Frederick adjusted his backpack and pointed to the pad. “Drawings?”
“Yes, just a few,” she said. “Not great or anything.” He lifted the cover of the sketchpad at her nod. An orange covered with beads of moisture. A portrait of a woman—her mother. He flipped to the back, carefully, sliding the thin paper between his two fingers. The last drawing was of a naked man. His private parts were shaded over with pencil.
“Aren’t you in my economics class?” she said.
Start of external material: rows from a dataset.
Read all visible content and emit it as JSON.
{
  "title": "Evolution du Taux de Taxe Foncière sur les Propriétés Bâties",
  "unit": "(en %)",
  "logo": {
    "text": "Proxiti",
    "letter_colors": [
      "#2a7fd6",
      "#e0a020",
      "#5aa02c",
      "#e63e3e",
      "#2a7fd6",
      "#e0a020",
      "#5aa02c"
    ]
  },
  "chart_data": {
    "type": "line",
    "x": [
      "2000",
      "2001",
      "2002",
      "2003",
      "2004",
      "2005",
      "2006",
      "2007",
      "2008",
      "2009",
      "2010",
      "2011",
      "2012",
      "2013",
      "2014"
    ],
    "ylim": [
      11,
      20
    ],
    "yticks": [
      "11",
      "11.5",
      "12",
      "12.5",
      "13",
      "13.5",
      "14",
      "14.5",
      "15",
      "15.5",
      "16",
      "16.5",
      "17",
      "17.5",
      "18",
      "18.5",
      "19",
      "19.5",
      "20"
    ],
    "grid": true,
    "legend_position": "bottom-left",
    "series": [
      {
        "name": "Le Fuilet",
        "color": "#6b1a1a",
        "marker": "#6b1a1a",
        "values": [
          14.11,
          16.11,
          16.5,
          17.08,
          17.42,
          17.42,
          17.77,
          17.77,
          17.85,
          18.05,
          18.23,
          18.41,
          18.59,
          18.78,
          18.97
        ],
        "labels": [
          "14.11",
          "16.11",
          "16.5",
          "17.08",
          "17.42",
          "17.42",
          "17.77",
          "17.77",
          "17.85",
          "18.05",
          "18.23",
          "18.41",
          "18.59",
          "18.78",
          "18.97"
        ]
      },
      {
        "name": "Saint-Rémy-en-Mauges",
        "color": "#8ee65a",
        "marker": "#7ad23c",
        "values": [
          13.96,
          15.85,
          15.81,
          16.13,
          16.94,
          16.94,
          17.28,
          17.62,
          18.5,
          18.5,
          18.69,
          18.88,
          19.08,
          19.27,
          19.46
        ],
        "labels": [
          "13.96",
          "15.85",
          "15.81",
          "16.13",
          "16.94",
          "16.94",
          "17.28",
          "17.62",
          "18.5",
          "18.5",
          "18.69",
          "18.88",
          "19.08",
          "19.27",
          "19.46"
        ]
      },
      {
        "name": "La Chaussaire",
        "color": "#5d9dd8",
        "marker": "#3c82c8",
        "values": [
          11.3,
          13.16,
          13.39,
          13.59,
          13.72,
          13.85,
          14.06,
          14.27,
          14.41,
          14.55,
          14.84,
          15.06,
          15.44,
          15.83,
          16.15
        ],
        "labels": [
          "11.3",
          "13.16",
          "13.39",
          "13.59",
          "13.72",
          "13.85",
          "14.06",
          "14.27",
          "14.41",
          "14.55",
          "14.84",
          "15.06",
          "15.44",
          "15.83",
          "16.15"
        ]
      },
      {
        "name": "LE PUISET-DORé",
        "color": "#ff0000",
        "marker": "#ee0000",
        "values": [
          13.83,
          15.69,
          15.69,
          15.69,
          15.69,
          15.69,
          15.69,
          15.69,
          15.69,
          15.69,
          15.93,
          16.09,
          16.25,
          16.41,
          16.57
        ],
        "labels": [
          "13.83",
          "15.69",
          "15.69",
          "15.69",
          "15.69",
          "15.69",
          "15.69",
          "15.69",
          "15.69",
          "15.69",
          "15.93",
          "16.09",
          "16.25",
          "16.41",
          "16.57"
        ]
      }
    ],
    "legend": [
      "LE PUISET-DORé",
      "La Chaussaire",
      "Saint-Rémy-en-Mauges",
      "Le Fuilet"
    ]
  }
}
He looked up and nodded. “My name’s Frederick.”
“I’m Leah.”
Leah and her white dresses, her Christmas lights lining the walls of her bedroom, her habit of swinging her legs underneath her chair while sitting in class. Once, downtown, they had passed a homeless man on the corner. He had asked for some change, pausing the cigarette before his mouth, peering up at Leah from the depths of his tangled hair. She mumbled in bewilderment, a deep red blush creeping up her neck to make her appear masked. Frederick grabbed her hand and hurried her away. The frozen trees crackled above them, mimicking Leah’s rushed heels. He gazed at her face—pure shock, beautiful shock. She excused herself, embarrassed, and cleared her throat, dismissing the situation. But he was entranced by her clean simplicity, much as a child and a music box. He wanted to be that clean, with Leah’s help, of course.
He took her out that night. Leah wanted Thai food and he didn’t complain. After he ate the spicy Thai food he always felt full and spotless as if Leah were inside of him, fitting into his skin and pushing all the dirt out through his pores. The booth was lumpy and frayed, and while Leah spoke slowly of her 2D design professor, her lips like slices of peach forming the words perfectly, she squirmed from the waist down. Frederick coveted her tiny movements. He couldn’t see, only felt with the tip of his kneecap, once, her smooth leg under the table. “Oh, I’m sorry,” she said, and cleared her throat. He thirsted for her.
At the end of the night, Frederick pulled the car into the dark driveway of her house. Her father had decorated the roof with miniature glowing reindeer. He made a sluggish ordeal of shutting the car off, taking the key out of the ignition, and unbuckling. Leah sat still and intelligent in the passenger seat, her hands in her lap, placid as a Thanksgiving snooze. He took one of them on impulse. She had beautiful hands. Her palms were plump and the lines defined. Her knuckles rose smoothly like grassy knolls. Her fingernails were tiny moons of silk. They tasted of seasoned salt as he quickly kissed them, following her arm up to her shoulder as she looked at him, silent and motionless on the leather seat. He paused in front of her face. Molecules hopped back and forth between their noses. He wanted to be clean, he wanted Leah to scour him inside and out.
She put her hand to his chest and pushed him away. One slow push. His eyes grew wide. His mouth was dry. The click of the door handle, then her slow voice, “Not yet, Fred,” and she glided inside after she shut the front door, leaving him stranded in her soapy scent, his car filling up with foamy bubbles that overcame him. The Christmas lights twinkled from her window. There was clean, white snow all around. He stepped out of the car and buried himself in it.